玄火真人感覺自己正在成為“神”。
不,是超越“神”的存在。
他飄在“丹鼎道”那座爛山頂上。
這山,全是修士白骨堆的,層層疊疊,骨頭茬子森森發亮。
腳下,是血海一片,腥甜得讓人發吐,那是無數爛掉的魂魄扭成的漿。
海正中,他那大爐子,早被邪氣扭得不像樣,像張沒底的餓鬼嘴,呼哧呼哧吞著四面八方涌來的“肉”。
那些“肉”,曾是天上仙人。
現在,不過是他煉“人元大丹”的臟料。
十年。
整十年。
自從那天,他得了那份“天道”給的禮后,他的世界全變了。
他不用再吭哧吭哧吸那些亂七八糟的靈氣,多慢。
他只管“吃”。
吞掉那些不如他的修士魂魄,就能把他們一輩子的修為,輕松扒下來,安到自己身上。
他也不用再費勁去啃那些難懂的丹方。
他腦子里,總會突然冒出各種歪七扭八,臟得要命的“老丹方”,像有鬼在他耳邊小聲說著。

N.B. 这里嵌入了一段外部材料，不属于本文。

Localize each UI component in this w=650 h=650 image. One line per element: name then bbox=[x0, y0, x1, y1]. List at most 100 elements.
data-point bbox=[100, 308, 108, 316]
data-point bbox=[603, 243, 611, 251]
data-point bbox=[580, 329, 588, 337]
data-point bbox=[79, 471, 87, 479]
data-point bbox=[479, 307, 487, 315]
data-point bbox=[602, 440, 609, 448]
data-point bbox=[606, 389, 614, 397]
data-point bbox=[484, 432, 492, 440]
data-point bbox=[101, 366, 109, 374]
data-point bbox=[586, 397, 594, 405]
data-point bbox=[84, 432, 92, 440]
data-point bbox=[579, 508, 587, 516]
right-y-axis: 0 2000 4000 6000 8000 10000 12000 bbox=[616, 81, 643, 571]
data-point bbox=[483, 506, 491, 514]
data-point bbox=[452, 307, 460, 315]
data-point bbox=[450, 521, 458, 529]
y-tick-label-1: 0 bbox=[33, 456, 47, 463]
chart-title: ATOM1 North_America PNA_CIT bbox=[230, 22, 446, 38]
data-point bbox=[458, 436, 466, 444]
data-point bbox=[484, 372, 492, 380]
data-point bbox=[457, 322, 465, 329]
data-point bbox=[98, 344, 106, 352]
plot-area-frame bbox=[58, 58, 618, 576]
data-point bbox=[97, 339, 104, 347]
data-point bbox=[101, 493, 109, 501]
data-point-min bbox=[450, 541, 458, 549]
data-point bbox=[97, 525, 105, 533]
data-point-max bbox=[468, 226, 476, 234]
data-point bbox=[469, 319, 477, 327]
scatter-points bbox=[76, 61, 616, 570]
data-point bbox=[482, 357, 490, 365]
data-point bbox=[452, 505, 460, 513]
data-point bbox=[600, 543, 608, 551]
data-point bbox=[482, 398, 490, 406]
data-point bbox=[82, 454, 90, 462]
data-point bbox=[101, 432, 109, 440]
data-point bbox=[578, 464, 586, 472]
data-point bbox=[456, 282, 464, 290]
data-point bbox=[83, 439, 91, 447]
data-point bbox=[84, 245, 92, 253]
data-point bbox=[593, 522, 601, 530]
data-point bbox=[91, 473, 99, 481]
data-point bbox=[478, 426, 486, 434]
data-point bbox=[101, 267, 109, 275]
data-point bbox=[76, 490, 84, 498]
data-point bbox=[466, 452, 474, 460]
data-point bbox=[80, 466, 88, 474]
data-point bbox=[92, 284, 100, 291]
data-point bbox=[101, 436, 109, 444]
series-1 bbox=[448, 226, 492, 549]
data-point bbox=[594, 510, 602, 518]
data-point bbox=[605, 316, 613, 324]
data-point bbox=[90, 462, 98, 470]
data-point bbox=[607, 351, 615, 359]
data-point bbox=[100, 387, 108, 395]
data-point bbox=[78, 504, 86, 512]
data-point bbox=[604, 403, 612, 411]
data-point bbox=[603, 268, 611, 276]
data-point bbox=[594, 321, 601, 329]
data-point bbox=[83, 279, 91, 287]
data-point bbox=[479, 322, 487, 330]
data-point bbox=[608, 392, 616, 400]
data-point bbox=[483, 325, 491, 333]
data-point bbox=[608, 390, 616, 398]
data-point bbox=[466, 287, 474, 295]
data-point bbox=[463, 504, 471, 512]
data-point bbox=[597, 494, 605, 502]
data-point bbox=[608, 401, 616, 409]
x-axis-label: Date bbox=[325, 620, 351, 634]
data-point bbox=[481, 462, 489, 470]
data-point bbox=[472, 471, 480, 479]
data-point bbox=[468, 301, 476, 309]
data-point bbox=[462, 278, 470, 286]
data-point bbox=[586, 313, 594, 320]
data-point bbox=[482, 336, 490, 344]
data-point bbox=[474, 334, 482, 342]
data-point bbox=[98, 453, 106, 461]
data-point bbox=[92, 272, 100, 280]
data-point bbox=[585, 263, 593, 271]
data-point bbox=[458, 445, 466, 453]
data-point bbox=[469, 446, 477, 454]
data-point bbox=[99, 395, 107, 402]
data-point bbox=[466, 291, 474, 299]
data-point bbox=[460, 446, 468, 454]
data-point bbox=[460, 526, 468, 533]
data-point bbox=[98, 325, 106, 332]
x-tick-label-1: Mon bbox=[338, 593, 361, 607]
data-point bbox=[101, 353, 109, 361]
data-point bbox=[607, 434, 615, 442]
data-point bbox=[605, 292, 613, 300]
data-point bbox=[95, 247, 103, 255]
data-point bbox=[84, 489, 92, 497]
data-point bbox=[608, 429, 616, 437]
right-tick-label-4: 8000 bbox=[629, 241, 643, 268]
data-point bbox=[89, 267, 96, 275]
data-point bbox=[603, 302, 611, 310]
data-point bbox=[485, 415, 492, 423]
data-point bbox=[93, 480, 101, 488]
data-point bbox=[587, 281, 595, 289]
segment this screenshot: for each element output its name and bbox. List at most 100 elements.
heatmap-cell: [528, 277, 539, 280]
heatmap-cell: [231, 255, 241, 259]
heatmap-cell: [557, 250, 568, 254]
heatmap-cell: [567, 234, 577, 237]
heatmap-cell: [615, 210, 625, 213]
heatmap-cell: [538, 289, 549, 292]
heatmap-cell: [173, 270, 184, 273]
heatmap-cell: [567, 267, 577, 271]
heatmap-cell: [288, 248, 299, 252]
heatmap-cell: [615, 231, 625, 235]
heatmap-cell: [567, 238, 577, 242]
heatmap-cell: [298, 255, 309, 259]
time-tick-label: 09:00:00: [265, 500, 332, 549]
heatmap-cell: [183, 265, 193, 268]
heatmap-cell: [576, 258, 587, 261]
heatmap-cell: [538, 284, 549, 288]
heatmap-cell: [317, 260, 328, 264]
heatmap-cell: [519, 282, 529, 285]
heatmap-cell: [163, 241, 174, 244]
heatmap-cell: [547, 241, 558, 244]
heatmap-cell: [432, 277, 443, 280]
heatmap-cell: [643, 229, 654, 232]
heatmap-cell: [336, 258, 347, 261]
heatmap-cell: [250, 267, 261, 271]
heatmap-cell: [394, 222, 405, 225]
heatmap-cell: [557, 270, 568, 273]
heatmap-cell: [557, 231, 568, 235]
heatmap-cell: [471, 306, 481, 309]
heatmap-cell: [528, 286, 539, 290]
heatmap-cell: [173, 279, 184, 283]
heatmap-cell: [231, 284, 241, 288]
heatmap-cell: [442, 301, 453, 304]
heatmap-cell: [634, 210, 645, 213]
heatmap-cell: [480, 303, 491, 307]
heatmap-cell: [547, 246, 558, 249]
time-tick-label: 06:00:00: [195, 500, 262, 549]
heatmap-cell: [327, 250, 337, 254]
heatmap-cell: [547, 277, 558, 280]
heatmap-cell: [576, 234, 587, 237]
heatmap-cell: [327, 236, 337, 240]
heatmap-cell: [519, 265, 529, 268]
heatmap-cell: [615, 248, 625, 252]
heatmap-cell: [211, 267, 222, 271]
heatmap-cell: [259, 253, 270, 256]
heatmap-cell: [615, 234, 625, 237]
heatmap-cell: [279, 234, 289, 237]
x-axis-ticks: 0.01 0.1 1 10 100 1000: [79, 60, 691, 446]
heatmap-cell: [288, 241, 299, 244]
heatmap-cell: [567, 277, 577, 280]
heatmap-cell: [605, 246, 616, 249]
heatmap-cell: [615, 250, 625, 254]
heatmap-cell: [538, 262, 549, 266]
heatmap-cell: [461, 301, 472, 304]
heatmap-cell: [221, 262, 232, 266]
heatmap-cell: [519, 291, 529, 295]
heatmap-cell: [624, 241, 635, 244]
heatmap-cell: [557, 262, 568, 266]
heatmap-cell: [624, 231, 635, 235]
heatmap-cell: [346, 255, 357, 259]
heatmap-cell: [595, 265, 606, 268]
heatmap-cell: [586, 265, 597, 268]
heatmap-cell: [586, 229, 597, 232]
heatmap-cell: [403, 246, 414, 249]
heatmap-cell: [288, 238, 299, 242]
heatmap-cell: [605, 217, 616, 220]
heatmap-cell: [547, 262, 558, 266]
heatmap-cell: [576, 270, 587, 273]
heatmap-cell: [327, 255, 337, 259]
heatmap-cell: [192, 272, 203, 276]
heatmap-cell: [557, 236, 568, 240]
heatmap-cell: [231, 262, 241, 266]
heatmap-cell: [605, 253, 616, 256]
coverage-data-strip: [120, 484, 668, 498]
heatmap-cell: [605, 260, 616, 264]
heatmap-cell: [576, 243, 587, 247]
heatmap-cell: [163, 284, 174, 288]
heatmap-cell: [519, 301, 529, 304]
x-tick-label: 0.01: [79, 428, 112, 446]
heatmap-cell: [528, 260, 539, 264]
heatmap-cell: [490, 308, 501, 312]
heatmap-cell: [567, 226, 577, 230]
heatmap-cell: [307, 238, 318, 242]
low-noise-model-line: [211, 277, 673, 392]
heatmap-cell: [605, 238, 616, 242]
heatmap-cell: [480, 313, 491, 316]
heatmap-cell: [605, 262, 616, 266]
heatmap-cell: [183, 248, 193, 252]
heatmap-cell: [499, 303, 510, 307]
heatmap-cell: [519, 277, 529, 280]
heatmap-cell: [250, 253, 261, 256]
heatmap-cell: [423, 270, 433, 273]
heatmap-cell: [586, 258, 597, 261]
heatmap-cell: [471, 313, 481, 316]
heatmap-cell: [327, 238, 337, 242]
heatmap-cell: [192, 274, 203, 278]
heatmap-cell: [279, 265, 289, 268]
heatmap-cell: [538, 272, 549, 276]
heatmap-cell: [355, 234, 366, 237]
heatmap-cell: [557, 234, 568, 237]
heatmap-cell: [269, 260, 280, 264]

比如,怎么用九十九個筑基期修士的心頭血,在爐里熬成一顆能讓凡人“永葆青春”的“駐顏丹”。
那丹藥聞起來香,實則透著血腥,聞者犯惡。
又比如,怎么用一千個煉氣期修士的脊骨,抽出來,打碎了,鑄成一把削鐵如泥的“白骨魔劍”。
劍身白得嚇人,還掛著血絲。
他的力氣,靠著無數魂魄硬堆,早沖過了金丹的坎兒,到了一個連他自己都發抖的鬼境界——元嬰中期!
那股力氣在他體內亂沖,像要撕裂他。
他成了這地方幾千年來頭一個,也是唯一一個,被凡人怕,被仙人恨的“元嬰真君”。
他成了新“天”,一個吃肉喝血的魔君。
但他不滿足。
他發現,吞的魂魄越多,“肉”的“品相”就得越高。像個永遠填不滿的黑窟窿。
凡人的魂魄,嚼著跟蠟一樣,一點力氣都給不出來。
就連那些煉氣、筑基的小修士,也只能勉強讓他不倒退,不掉修為。
他要更猛的“肉”。
他要“金丹”。
那些曾和他一樣亮眼的家伙。
他眼珠子一轉,盯上了那些曾和他平起平坐,如今卻在他面前抖成篩子的“老伙計”。他的眼神,亮得像餓狼。
飛升之路-演化時間:第二十年
東勝神洲-萬仙盟-臨時戰堡
萬仙盟盟主天劍上人,覺得自己的劍心,快碎了。
他面前那份戰報,是前線弟子用命換的,血淋淋的。
他那張平常像石頭一樣的臉,這會兒繃得死緊,下面藏著一種說不出的怕。
“玄火老魔三天前把‘百花谷’給平了!”
一個長老哭著喊,聲音都劈了。他身子晃得厲害,像根快折的柴。
“谷主‘花想容’……金丹初期,連同她三千弟子,一個都沒跑掉!全……死了!”
他手攥得死緊,指節發白。
“她們……她們全被那個魔頭,活活煉成了……‘駐顏丹’!”這話像把冰冷的刀,扎在每個人心頭。
“什么?!”
議事廳里亂成一鍋粥,罵聲、哭聲、吼聲混成一片。
“這是他這個月,第三個被他屠的門派了!血債如山!”
“再這么下去,咱們都要變成他爐子里的渣滓!魂飛魄散!”
“盟主!下令吧!跟他拼了!死也要啃他一塊肉下來!”
天劍上人一不發,像尊石頭雕像。
他比誰都想跟那個魔頭拼個你死我活。
但他知道,沒戲。
他們一點勝算都沒有。那不過是送死。
那個玄火老魔,不再是他們認識的玄火。
他變了,變成個更狠、更怪的東西。
他更強,也更“鬼”。
不是凡人的小聰明,是帶著邪氣的狡詐。
他總能提前知道他們的埋伏和計策,像能看到明天一樣,把他們玩弄于股掌。
他總能用他們看不懂的、歪七扭八的“道法”,輕輕松松破掉他們那些引以為傲的大陣。
那些曾是銅墻鐵壁的玩意兒,在他面前脆得跟紙一樣。
整個萬仙盟被絕望壓得死氣沉沉,連呼吸都重了。就在這時,一個沒想到的“朋友”找上門來。
那是一個穿著黑鐵甲,戴著鐵面具的凡人。
他的出現,像黑夜里突然冒出的血色。
是林默。
“我能幫你們,宰了玄火。”
林默聲音不帶一絲感情,直白得像把鋒利的鏈鋸斧,割開空氣,帶著不容反駁的狠勁。